WTX101 in Wilson's disease (phase II)

The monogenetic disease Wilson's disease is caused by a defect in the transmembrane copper transport pump ATP7B. In healthy people, this pump causes, among other things, the removal of excess copper via the bile. If copper is not transported away efficiently, copper deposits form in various tissues, which are then chronically damaged. The liver is initially affected in many patients, but neuropsychiatric symptoms are also common; mixed forms are also known. The recognized therapy for excreting excess copper using chelators such as D-penicillamine (metalcaptase) or triethylenetetramine (trientine, TETA) is effective, but is not tolerated by all patients.

Recently, data from a phase 2 study with a new oral drug based on the copper-binding agent tetrathiomolybdate (TTM) for the treatment of patients with Wilson's disease were published in a subsidiary journal of the Lancet (Weiss et al., 2017). The mechanism of action of the so-called WTX101 (bischoline tetrathiomolybdate) differs from the therapies already mentioned above all in that excess copper is transported away via the bile rather than via the kidneys. This uses the physiological route of copper, which can have a positive effect on the tolerability and effectiveness of WTX101.

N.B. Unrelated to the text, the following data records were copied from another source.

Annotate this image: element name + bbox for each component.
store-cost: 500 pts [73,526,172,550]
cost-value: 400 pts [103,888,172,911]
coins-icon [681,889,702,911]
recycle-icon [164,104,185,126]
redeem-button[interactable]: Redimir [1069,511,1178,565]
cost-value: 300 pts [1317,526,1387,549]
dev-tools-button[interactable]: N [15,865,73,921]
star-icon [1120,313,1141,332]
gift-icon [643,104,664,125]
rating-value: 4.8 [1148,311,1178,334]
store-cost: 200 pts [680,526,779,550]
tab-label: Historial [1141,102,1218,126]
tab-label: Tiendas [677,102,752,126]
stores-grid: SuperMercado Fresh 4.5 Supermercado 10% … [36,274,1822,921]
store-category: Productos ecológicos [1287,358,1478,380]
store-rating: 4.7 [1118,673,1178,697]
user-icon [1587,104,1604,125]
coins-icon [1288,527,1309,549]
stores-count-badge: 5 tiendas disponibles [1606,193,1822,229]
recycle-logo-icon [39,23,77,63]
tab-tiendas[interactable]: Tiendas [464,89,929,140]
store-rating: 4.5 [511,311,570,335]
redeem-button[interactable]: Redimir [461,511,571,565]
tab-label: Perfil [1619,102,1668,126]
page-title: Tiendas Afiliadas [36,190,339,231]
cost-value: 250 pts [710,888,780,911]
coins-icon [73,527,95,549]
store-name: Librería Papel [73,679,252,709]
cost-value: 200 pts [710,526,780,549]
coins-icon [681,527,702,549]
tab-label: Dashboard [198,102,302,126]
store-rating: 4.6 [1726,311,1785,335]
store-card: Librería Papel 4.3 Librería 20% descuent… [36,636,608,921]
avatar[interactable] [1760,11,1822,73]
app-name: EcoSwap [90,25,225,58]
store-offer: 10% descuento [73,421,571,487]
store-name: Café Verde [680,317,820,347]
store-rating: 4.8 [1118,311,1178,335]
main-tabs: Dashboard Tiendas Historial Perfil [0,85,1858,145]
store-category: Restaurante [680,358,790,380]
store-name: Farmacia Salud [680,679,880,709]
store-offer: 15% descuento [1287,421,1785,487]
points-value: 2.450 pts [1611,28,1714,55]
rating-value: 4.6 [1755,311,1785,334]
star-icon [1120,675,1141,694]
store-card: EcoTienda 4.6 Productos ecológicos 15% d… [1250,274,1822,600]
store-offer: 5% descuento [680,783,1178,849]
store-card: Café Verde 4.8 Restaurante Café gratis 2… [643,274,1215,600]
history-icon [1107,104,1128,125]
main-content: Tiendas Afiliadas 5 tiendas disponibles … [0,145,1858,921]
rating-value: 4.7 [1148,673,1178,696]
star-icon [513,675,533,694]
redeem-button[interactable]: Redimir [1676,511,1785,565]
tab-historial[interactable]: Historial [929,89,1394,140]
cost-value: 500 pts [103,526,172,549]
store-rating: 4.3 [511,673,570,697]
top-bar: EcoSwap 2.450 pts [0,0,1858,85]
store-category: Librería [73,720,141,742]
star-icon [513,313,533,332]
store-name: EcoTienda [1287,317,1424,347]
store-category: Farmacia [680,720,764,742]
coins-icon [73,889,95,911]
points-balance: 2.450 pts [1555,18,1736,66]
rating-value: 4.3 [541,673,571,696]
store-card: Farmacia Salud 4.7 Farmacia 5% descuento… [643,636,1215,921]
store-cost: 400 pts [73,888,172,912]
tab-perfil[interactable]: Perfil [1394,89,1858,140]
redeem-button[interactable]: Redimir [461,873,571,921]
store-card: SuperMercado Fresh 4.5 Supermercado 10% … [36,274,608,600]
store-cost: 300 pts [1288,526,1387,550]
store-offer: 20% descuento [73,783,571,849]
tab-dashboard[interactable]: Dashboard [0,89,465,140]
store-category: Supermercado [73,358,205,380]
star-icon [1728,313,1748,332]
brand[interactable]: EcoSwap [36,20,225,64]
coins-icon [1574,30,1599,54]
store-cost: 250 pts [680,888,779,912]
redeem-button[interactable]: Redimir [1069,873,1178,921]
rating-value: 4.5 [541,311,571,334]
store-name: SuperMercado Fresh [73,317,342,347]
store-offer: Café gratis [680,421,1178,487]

Patients are currently being recruited in the USA and at some European sites for a subsequent phase III study. In this study phase, the potential new drug is given to a larger cohort of patients and its effectiveness and tolerability are checked. This is a so-called approval study. In the US, WTX101 has been included in the fast track process FDA, which is designed to enable rapid testing and approval of promising new drugs for serious diseases.